Los van voorgaande uitgangspunten is de VVD-fractie van mening dat de voorgestelde uitholling van de rechtspraak in Flevoland ook op de navolgende aanvullende gronden onaanvaardbaar is:
- Het is onacceptabel is dat Lelystad wederom een rijksdienst met bijbehorende werkgelegenheid kwijtraakt.
- De Minister van V&J heeft in 2012/2013 toezeggingen m.b.t. het de rechtbank in Lelystad.
- De Minister voor Rijksdiensten (en rijkshuisvesting) werkt op dit moment juist samen met de provincie en gemeente Lelystad om te onderzoeken hoe eerder verlies van kantoorlocaties kan worden gecompenseerd. Deze actie staat daar haaks op.
- Lelystad is straks, samen met Assen, de enige provinciehoofdstad is zonder een (volwaardige) rechtbank ? Dit bevreemdt temeer daar in Middelburg en Leeuwarden het argument als provinciehoofdstad is gebruikt voor het wel in standhouden van een volwaardige rechtbank.

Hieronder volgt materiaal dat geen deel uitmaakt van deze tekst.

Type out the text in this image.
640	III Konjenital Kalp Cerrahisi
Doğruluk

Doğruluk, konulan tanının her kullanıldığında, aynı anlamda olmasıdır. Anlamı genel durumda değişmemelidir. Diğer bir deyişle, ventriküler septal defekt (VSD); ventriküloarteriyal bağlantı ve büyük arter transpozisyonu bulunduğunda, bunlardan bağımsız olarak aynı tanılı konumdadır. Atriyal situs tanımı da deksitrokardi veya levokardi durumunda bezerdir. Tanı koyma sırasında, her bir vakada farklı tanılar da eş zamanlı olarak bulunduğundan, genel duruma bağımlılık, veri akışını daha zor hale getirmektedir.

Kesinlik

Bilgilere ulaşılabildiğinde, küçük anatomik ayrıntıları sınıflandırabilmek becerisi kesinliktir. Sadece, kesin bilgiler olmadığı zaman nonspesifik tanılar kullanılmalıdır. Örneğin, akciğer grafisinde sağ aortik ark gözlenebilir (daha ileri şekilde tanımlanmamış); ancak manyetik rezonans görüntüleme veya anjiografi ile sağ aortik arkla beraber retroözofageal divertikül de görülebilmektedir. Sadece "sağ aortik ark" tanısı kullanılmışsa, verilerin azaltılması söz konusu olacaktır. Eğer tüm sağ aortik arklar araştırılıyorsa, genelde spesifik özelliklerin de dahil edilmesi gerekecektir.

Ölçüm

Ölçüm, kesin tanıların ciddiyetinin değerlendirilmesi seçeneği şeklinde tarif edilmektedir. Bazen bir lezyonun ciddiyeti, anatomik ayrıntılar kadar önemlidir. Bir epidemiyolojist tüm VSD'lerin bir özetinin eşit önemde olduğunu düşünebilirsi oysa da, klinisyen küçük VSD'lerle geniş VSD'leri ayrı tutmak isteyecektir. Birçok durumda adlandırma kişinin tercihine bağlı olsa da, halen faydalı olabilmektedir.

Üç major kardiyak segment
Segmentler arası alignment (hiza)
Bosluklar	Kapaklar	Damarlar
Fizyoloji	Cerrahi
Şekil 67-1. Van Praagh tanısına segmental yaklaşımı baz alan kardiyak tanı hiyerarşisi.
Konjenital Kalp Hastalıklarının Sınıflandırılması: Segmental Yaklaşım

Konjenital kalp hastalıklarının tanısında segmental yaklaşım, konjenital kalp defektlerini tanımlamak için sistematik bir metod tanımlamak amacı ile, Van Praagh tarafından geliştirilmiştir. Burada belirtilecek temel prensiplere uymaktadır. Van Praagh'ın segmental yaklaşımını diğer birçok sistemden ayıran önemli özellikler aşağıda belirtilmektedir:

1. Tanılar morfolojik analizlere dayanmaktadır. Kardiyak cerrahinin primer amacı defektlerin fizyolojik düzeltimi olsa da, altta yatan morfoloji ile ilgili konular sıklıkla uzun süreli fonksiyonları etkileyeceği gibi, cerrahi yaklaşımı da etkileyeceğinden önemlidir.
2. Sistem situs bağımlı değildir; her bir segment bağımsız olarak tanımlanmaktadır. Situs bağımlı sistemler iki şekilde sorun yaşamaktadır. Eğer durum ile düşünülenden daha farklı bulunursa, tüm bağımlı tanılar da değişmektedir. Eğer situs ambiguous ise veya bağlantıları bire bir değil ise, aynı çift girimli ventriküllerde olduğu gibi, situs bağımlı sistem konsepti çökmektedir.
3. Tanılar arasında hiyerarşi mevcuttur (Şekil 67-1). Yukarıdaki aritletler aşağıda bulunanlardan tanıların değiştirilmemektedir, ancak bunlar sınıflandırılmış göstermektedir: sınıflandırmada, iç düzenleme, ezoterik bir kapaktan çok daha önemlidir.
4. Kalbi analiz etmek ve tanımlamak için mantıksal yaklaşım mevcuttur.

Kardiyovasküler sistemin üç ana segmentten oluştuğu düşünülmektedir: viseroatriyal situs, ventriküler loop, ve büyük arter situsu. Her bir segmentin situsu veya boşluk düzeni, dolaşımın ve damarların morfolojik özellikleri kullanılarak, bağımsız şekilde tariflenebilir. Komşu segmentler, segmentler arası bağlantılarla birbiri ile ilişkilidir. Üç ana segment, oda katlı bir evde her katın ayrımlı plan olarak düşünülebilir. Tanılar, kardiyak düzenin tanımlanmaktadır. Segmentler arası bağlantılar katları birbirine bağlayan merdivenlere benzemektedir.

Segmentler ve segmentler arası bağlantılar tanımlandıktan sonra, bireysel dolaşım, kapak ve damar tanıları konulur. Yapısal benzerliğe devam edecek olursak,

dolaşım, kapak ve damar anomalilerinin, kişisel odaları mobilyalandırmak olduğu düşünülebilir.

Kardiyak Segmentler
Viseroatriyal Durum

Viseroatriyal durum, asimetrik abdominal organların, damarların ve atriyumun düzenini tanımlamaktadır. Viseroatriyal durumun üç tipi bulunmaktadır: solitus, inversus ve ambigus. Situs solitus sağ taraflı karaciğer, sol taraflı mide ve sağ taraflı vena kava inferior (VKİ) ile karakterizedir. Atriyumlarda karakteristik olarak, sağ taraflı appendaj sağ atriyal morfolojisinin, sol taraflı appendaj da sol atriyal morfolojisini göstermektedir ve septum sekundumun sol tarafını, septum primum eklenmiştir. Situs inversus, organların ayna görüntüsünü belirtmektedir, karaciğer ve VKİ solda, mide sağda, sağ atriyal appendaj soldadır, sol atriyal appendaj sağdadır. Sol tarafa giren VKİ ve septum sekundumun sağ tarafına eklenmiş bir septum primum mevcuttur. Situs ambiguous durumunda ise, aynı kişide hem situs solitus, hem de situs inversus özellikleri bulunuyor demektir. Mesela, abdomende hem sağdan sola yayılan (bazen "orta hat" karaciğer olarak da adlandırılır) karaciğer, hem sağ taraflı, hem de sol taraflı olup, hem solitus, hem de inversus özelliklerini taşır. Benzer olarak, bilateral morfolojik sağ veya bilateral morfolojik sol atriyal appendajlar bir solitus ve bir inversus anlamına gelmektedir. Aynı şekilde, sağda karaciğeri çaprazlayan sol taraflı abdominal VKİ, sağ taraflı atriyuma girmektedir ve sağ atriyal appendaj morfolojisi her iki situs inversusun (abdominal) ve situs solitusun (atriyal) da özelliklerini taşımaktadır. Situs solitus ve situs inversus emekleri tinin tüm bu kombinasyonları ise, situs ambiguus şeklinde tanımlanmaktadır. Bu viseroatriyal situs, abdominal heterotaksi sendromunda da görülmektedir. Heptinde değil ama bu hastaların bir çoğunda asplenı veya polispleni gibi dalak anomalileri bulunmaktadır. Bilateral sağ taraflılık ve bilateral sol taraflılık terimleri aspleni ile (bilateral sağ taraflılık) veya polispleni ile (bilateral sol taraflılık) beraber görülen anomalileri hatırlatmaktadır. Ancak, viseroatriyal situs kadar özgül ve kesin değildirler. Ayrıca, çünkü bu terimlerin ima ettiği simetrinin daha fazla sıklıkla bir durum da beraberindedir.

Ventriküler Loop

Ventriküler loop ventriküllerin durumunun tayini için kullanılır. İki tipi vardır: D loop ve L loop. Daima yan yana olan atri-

- Inwoners van de provincie Flevoland , i.h.b. uit de NOP en Urk, moeten straks naar Utrecht. Dat is een te grote afstand van rond de 100 km en gaat de burger met onnodige kosten opzadelen. De toegankelijkheid/ bereikbaarheid van de rechtsspraak wordt bemoeilijkt.
- Rechtspraak moet lokale kennis hebben en sociaal zijn ingebed. Door een groot aantal onderdelen van de rechtspraak te verplaatsen van Lelystad naar Utrecht verdwijnt de lokale kennis en sociale inbedding.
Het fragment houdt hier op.